Considerato in diritto
Secondo l'ordinanza di rimessione, la norma dell'art. 74 del Codice di procedura penale, in quanto prescrive che, dopo il decreto del Pretore di non doversi promuovere l'azione penale, il Procuratore della Repubblica può "richiedere gli atti e disporre invece che si proceda", sarebbe in contrasto con le norme della Costituzione che intendono escludere qualsiasi principio di gerarchia nell'ordine giudiziario: la norma conferirebbe al Procuratore della Repubblica il potere di dare ordini ed il potere di annullamento, i quali sarebbero fra gli elementi costitutivi più importanti del rapporto gerarchico.

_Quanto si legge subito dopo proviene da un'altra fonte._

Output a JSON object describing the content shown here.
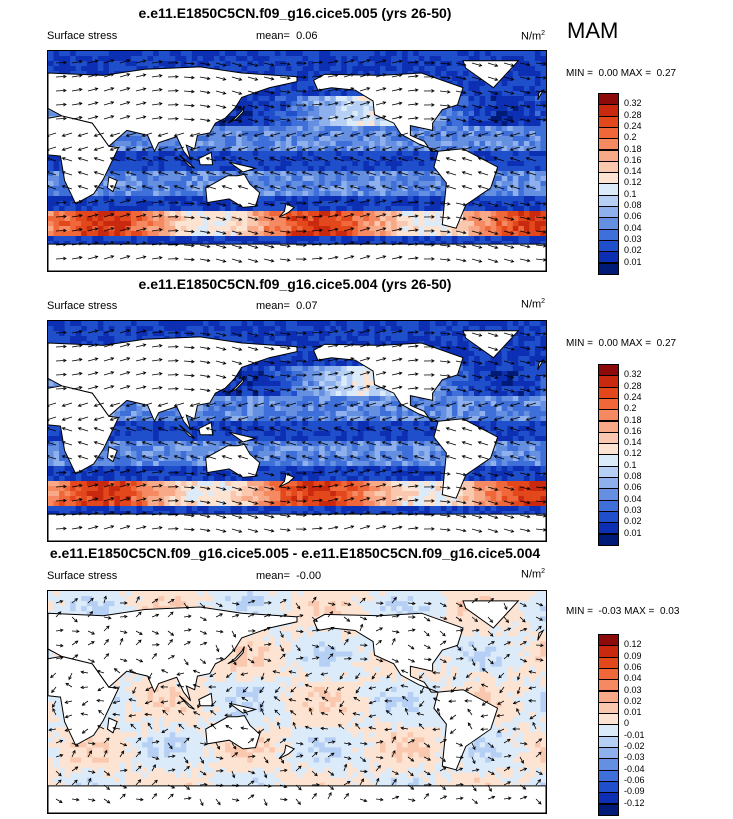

La questione non é fondata.
Nel processo penale, la legge regola i rapporti fra organo requirente ed organo giudicante tenendo conto della specifica funzione del P. M., cui compete promuovere ed esercitare l'azione penale. Rispetto all'assunzione delle prove, il P. M. formula richieste alle quali il giudice dà corso, in attuazione della esigenza di giustizia sostanziale che nessuna indagine venga pretermessa nella ricerca della verità. Quello del P. M., dunque, é un potere di richiesta che non si risolve in quello di dare ordini, nonostante la impropria formula legislativa della norma impugnata "dispone" e nonostante la necessaria adesione del giudice alla richiesta stessa.

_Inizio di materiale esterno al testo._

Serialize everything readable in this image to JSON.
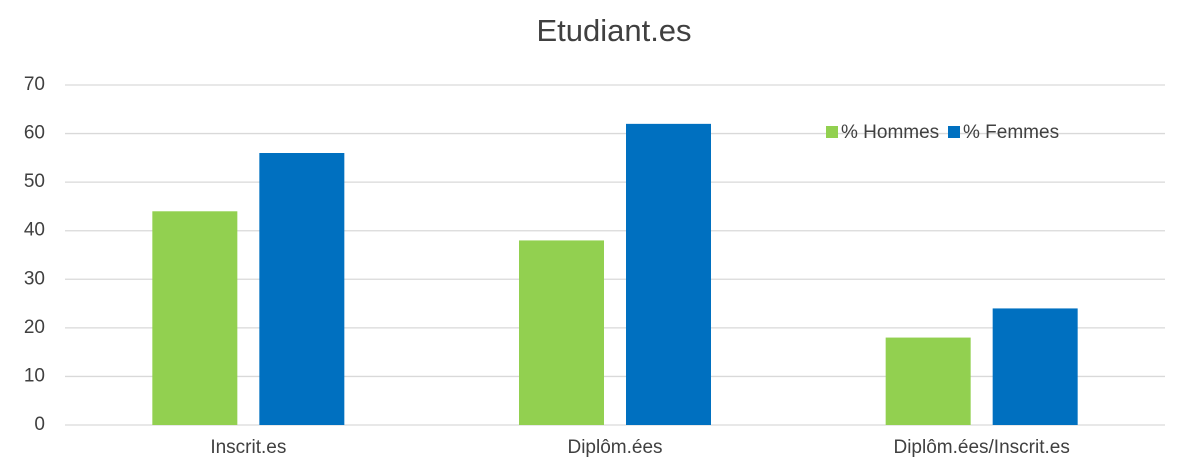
{
  "chart_data": {
    "type": "bar",
    "title": "Etudiant.es",
    "categories": [
      "Inscrit.es",
      "Diplôm.ées",
      "Diplôm.ées/Inscrit.es"
    ],
    "series": [
      {
        "name": "% Hommes",
        "color": "#92d050",
        "values": [
          44,
          38,
          18
        ]
      },
      {
        "name": "% Femmes",
        "color": "#0070c0",
        "values": [
          56,
          62,
          24
        ]
      }
    ],
    "ylim": [
      0,
      70
    ],
    "yticks": [
      0,
      10,
      20,
      30,
      40,
      50,
      60,
      70
    ],
    "grid": true,
    "legend": "upper right"
  }
}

Nella ipotesi prevista dall'ultima parte dell'art. 74 del Codice di procedura penale, secondo la quale, quando il Pretore ritenga di non dovere promuovere l'azione penale, può intervenire il Procuratore della Repubblica per una ulteriore valutazione, i due diversi organi operano non in ragione di un rapporto gerarchico da superiore ad inferiore, ma nella esplicazione di funzioni diverse, necessarie per il raggiungimento dei fini che il processo persegue. Così come il Procuratore generale od il Procuratore della Repubblica - impugnando una sentenza del Tribunale o del Pretore - agiscono in quanto la legge affida loro l'esercizio di una facoltà intesa ad appagare esigenze di giustizia (artt. 512 e 513 del Codice di procedura penale), l'intervento del Procuratore della Repubblica nel suindicato decreto del Pretore deve essere inteso siccome esplicazione di una necessaria funzione processuale, prevista per le stesse esigenze.
Né appare esatto che la norma impugnata conferisca al Procuratore della Repubblica un potere di annullamento, siccome ritiene l'ordinanza. Prima che l'art. 74 venisse modificato dall'art. 6 del D. L. L. 14 settembre 1944, n. 288, il provvedimento col quale il P.M. ordinava la trasmissione degli atti in archivio aveva carattere amministrativo ed era revocabile. Anche dopo la emanazione della nuova disposizione di legge, il decreto col quale il giudice dichiara di non doversi promuovere l'azione penale (questa formula non va confusa, siccome fa l'ordinanza, con quella di non doversi procedere che riguarda casi diversi) non chiude né definisce alcun procedimento istruttorio, che anzi dichiara di non volere iniziare, e, riferendosi soltanto all'esperimento di indagini, conserva il carattere di atto che non preclude l'esercizio dell'azione penale.
PER QUESTI MOTIVI
LA CORTE COSTITUZIONALE
dichiara non fondata la questione di legittimità costituzionale dell'art. 74, ultima parte, del Codice di procedura penale, sollevata dal Pretore di Pieve di Cadore con ordinanza del 13 novembre 1963, in riferimento agli artt. 101, primo capoverso, e 107, secondo capoverso, nonché in generale al titolo quarto, sezione prima, della parte seconda della Costituzione.
Così deciso in Roma, in camera di consiglio, nella sede della Corte costituzionale, Palazzo della Consulta, il 3 dicembre 1964.
Gaspare AMBROSINI - Giuseppe CASTELLI AVOLIO - Antonino PAPALDO - Nicola JAEGER - Giovanni CASSANDRO - Biagio PETROCELLI - Antonio MANCA - Aldo SANDULLI - Giuseppe BRANCA - Michele FRAGALI - Costantino MORTATI - Giuseppe CHIARELLI – Giuseppe VERZì - Giovanni Battista BENEDETTI - Francesco Paolo BONIFACIO.
Depositata in Cancelleria il 7 dicembre 1964.